Moreover, the court could not have taken judicial cognizance of the sickly condition and appearance of the accused at the trial of this case, because, as stated above, his plea of guilty dispensed with the necessity of taking any evidence to substantiate the allegations of the information. Neither his alleged sickly condition and appearance (art. 13, par. 9, Rev. Penal Code), as exemplified by a medical certificate Exhibit A annexed to the supplementary petition for reconsideration of the judgment, can have any bearing on the instant case as a mitigating circumstance. This accused is charged and convicted of a violation of a special law (Act No. 3992, The Revised Motor Vehicle Law) and the provisions of the Revised Penal Code are, pursuant to its article 10, not, therefore, applicable thereto.

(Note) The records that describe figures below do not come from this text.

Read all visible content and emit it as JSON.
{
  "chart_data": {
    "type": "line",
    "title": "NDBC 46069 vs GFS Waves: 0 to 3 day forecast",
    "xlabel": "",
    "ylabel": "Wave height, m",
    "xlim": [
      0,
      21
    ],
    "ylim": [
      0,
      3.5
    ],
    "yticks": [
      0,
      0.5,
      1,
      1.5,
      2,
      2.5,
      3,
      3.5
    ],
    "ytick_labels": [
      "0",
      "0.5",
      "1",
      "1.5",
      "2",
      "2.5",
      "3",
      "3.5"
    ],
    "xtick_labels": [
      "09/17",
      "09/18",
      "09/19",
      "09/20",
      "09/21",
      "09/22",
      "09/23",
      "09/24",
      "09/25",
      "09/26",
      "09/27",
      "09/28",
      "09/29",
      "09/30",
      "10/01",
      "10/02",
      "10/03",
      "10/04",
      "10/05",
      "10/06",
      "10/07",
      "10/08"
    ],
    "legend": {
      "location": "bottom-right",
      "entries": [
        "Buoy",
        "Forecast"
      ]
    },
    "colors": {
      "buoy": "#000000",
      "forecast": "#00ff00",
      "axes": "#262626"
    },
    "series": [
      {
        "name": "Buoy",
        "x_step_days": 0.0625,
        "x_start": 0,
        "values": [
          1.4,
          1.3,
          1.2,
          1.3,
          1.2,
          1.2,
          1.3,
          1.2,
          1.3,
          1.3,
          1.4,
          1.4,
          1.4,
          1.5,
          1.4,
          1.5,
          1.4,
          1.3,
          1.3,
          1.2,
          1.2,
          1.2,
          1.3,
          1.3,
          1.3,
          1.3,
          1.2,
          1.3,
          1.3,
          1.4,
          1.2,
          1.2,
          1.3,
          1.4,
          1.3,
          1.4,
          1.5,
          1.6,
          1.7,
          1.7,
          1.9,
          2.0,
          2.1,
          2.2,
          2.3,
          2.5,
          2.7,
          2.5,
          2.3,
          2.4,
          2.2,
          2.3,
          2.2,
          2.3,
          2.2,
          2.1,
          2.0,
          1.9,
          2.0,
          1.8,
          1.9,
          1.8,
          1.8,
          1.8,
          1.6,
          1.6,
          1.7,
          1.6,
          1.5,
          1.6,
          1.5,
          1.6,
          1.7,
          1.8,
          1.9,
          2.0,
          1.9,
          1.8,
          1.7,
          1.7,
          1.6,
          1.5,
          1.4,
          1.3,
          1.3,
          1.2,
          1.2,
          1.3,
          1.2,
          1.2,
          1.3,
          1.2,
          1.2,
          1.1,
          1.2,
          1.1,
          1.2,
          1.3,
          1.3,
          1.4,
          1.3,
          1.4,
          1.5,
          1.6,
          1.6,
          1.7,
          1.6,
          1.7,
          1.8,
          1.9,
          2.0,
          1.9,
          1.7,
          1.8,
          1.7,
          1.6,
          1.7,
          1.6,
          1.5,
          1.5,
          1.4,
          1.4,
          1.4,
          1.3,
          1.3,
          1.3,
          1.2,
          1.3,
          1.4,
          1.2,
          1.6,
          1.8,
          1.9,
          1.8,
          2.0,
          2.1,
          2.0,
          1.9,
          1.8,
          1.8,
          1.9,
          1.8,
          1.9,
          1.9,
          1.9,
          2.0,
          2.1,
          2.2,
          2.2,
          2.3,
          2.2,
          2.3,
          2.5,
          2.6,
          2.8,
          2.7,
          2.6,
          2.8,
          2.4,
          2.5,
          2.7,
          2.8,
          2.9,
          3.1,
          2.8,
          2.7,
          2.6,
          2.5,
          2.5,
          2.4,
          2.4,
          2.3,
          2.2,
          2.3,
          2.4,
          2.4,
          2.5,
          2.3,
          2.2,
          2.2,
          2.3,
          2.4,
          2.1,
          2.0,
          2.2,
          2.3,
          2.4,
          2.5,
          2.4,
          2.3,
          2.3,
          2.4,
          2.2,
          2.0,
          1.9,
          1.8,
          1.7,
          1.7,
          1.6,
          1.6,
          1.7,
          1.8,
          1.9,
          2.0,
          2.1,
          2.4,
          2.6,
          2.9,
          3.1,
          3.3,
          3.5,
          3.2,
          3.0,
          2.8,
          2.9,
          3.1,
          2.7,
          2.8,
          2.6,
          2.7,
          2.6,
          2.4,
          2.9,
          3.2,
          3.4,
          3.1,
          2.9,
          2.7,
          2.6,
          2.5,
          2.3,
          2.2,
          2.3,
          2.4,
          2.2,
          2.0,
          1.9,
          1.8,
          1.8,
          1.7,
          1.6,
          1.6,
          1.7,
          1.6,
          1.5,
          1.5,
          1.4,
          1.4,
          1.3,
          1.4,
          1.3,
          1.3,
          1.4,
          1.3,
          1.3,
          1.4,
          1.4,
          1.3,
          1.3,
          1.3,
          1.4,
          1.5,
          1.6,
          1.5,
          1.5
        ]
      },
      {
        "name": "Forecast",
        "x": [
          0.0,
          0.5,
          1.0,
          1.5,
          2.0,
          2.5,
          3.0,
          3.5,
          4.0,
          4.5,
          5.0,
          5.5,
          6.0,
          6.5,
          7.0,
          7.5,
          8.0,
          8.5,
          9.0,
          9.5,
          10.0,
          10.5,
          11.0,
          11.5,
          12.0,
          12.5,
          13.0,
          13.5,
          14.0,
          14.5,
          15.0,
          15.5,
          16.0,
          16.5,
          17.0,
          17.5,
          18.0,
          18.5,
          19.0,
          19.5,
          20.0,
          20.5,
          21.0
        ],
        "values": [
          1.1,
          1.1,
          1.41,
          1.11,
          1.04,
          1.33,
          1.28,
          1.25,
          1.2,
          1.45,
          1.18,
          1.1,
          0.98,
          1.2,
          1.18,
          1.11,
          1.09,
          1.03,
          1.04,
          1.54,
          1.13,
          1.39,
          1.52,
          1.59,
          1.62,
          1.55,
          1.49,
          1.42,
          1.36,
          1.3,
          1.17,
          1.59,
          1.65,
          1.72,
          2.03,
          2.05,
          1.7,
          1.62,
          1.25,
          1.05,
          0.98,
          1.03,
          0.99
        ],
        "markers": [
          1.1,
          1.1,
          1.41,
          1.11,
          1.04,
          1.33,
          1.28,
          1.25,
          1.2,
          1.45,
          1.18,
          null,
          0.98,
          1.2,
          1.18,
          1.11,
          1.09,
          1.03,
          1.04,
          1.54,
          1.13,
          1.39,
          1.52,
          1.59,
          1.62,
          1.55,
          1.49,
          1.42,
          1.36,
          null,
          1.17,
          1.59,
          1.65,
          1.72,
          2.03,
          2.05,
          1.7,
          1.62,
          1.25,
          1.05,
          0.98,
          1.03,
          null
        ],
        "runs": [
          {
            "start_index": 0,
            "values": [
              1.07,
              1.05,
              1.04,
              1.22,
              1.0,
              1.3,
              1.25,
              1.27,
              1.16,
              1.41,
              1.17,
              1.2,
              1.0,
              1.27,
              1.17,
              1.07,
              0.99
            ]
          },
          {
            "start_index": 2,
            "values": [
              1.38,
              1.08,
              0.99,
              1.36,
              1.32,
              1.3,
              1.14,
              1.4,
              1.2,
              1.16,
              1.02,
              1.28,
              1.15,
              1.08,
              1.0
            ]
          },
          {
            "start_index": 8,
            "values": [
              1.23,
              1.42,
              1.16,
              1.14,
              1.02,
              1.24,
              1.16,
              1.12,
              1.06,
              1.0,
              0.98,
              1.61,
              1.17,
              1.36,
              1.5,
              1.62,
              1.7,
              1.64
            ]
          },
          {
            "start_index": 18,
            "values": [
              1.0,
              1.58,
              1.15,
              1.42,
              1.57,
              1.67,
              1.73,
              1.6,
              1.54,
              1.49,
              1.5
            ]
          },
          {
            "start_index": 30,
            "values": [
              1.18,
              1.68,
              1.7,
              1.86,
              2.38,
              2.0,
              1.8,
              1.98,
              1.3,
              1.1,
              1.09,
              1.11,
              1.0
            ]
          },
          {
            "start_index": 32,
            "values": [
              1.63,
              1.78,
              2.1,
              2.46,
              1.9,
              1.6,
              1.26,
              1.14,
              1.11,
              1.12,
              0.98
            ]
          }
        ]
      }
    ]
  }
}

Upon carefully viewing this case, we are of the opinion that if appellant was really in such physical condition, as is described in said Exhibit A, he should not have driven that civilian jeep "with defective brakes," along Legarda Street of this City, and thus violated the provision of paragraph (d) of section 67 of Act No. 3992. This law, approved on December 3, 1932, after the enactment of Act No. 3813 (The Revised Penal Code) which took effect on the 1st day of January 1932, has superseded the provisions of article 365 of the Revised Penal Code in cases of offenses resulting from criminal negligence of the offender while operating a motor vehicle; the purpose of the lawmaker being to curb such violations by prescribing therefor a more severe penalty than that provided by the Revised Penal Code for ordinary cases of reckless imprudence.
Premised on all the foregoing, we, therefore, modify the judgment appealed from in the sense that the penalty imposed upon this appellant shall consist of an indeterminate penalty, ranging from six months and one day to one year and six months of imprisonment. With costs.
Moran, C.J., Ozaeta, Paras, Pablo, Bengzon, Padilla, Tuason, Montemayor and Reyes, JJ., concur.